Treatment of customers, including a deliberate policy of overbooking flights, is again a managerial decision.

More later.

To call for an end to the lockout in Findlay, Ohio, go here.

Florida primary, 2012

Florida primary 2012, yesterday and today

In other news, Florida held its 2012 Republican primary Tuesday. Newt Romney defeated Mitt Gingrich, 46 percent to 32 percent.

For perspective on the hullabaloo over the GOP primary, Republicans constitute 36 percent of registered voters in Florida. Total Florida voters: 11,053,664. Democrats: 4,604,373. Republicans: 3,962,406.

 

Florida law suppresses vote

The former fact was mentioned on MSNBC, not live-voice but in a banner on screen. John King on CNN soon afterward said that the primary was open to “more than four million Republican voters” in Florida.

 

Turnout was 1,663,698 as of recent numbers linked above, or 42 percent of registered GOPers. Down from the 2008 primary, as noted elsewhere, including at TPM, but better than the gubernatorial primary of 2010.

 

Probably commentators will rush en masse to blame the lower (than 2008) turnout on Romney’s “carpet bombing” ad campaign.

History shows primary turnout low for Florida, of course, as in other states generally, so it would be a mistake to read too much into it. Nonetheless, two sizable factors each reduce turnout in a GOP primary in Florida. Only one has been much discussed on air.

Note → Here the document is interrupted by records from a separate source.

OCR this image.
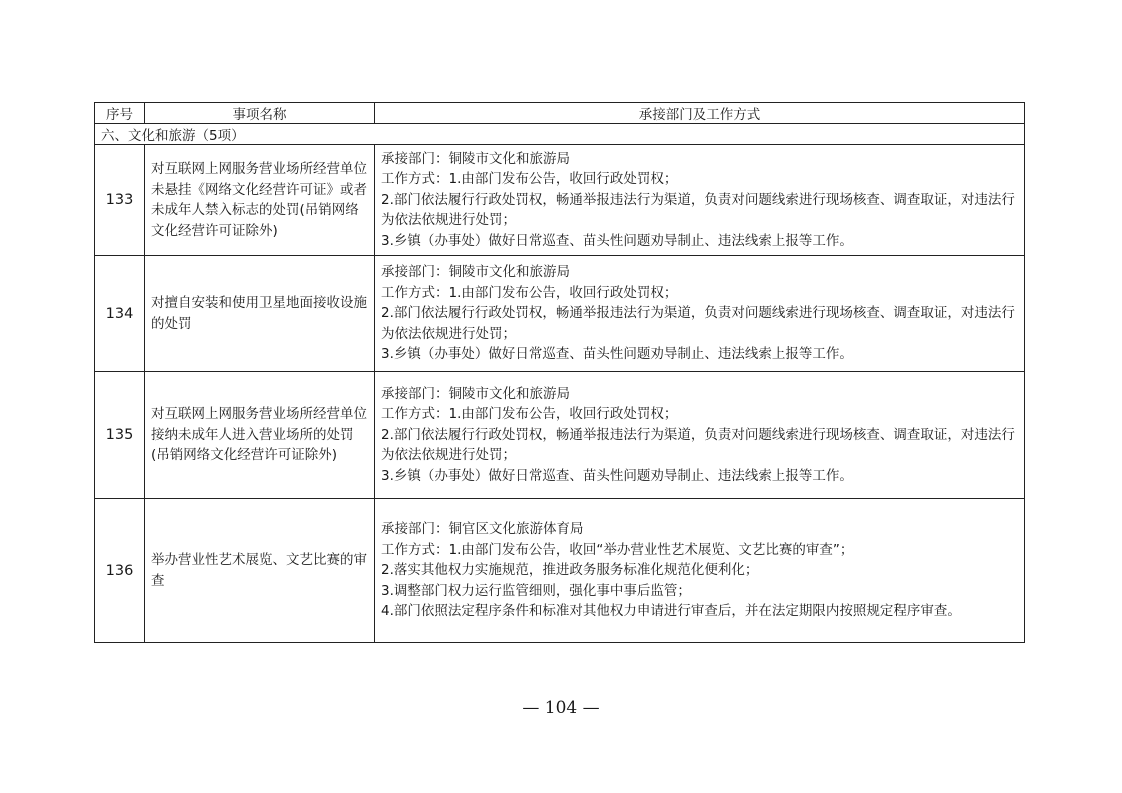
序号	事项名称	承接部门及工作方式
六、文化和旅游（5项）		
133	对互联网上网服务营业场所经营单位未悬挂《网络文化经营许可证》或者未成年人禁入标志的处罚(吊销网络文化经营许可证除外)	承接部门：铜陵市文化和旅游局
工作方式：1.由部门发布公告，收回行政处罚权；
2.部门依法履行行政处罚权，畅通举报违法行为渠道，负责对问题线索进行现场核查、调查取证，对违法行为依法依规进行处罚；
3.乡镇（办事处）做好日常巡查、苗头性问题劝导制止、违法线索上报等工作。

134	对擅自安装和使用卫星地面接收设施的处罚	承接部门：铜陵市文化和旅游局
工作方式：1.由部门发布公告，收回行政处罚权；
2.部门依法履行行政处罚权，畅通举报违法行为渠道，负责对问题线索进行现场核查、调查取证，对违法行为依法依规进行处罚；
3.乡镇（办事处）做好日常巡查、苗头性问题劝导制止、违法线索上报等工作。

135	对互联网上网服务营业场所经营单位接纳未成年人进入营业场所的处罚(吊销网络文化经营许可证除外)	承接部门：铜陵市文化和旅游局
工作方式：1.由部门发布公告，收回行政处罚权；
2.部门依法履行行政处罚权，畅通举报违法行为渠道，负责对问题线索进行现场核查、调查取证，对违法行为依法依规进行处罚；
3.乡镇（办事处）做好日常巡查、苗头性问题劝导制止、违法线索上报等工作。

136	举办营业性艺术展览、文艺比赛的审查	承接部门：铜官区文化旅游体育局
工作方式：1.由部门发布公告，收回“举办营业性艺术展览、文艺比赛的审查”；
2.落实其他权力实施规范，推进政务服务标准化规范化便利化；
3.调整部门权力运行监管细则，强化事中事后监管；
4.部门依照法定程序条件和标准对其他权力申请进行审查后，并在法定期限内按照规定程序审查。
— 104 —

  • So many of the in-the-minority-and-they-know-it Obama haters are so content to have any GOP candidate, any at all, that they are content to stay on the sidelines in the primary. Generally they’d rather just know as little about their nominee as possible. They don’t want to be informed of any good reason they have to vote against him.
  • With a foreclosure rate among the highest in the nation, the economy dwarfs every other concern. Even the large media outlets cited exit polls showing economic concerns outweighing social issues, religion, hate-Obama-ism (dignified as ‘electability’), etc., in the Florida primary.

 

And it’s on to the Nevada caucuses.

 

The unfolding primary season is providing a useful punch list of reforms and small election improvements needed, state by state.

 

  • Iowa needed more oversight for careful counting of the vote at its highly respected caucuses. In 2012, some watchful Ron Paul supporters happened to provide the assistance that would better be built into the process. Even though some of them raised the alarm at the time, Romney was still mistakenly declared (more or less) the winner in Iowa.
  • Florida began reporting early returns—broadcast on national television—before all of the state’s polls had closed. This is what the Baptists used to call backsliding.

 

Cable channels, after all, are careful to reassure viewers repeatedly that they will not announce exit polls results on how people voted until the polls have closed. That cable hosts and pundits MSNBC and CNN drop heavy hints of the outcome beforehand, and that the channels jump to announce projected results a few seconds after the much-built-up top of the hour, is beside the point. Clearly the networks understand that it is anti-democratic-process to start announcing results before all citizens have had a chance to vote. Florida earliest returns showed Romney running ahead almost 2-to-1, too. That could not have been heartening for other people voting after work, in the Panhandle.

 

Gingrich

Obviously the smaller corrections are dwarfed by larger problems. Since the moment of Obama’s election, the GOP nationwide has engaged in a campaign of vote suppression on a scale unprecedented since the era of legal segregation. But that issue needs fuller detail.